A política de preços de combustíveis varia bastante no mundo e depende de fatores que vão desde o nível de competição no refino e a dependência da importação de derivados até o perfil de renda da população. Em países ricos e naqueles onde a concorrência é grande, como nos EUA, a liberdade de preços é uma praxe.
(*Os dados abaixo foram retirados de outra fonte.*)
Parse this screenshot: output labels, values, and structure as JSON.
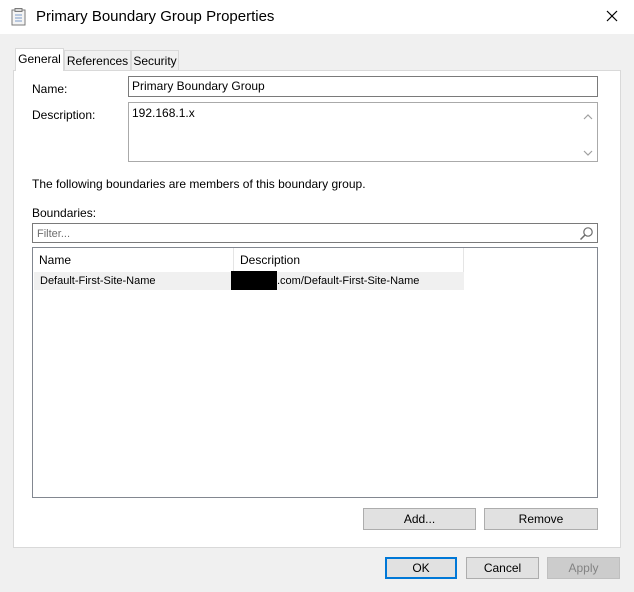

Em alguns deles, como Noruega e França, os preços não apenas flutuam, como há também forte tributação sobre os combustíveis fósseis, devido a questões ambientais.
— São países que usam o preço dos combustíveis para fazer política pública, seja para ampliar a arrecadação do governo, seja para fomentar fontes sustentáveis, seja para redistribuir renda (pois quem tem carro acaba pagando tributos que os mais pobres não pagam) — diz Alexandre Szklo, professor de Planejamento Energético da Coppe/UFRJ.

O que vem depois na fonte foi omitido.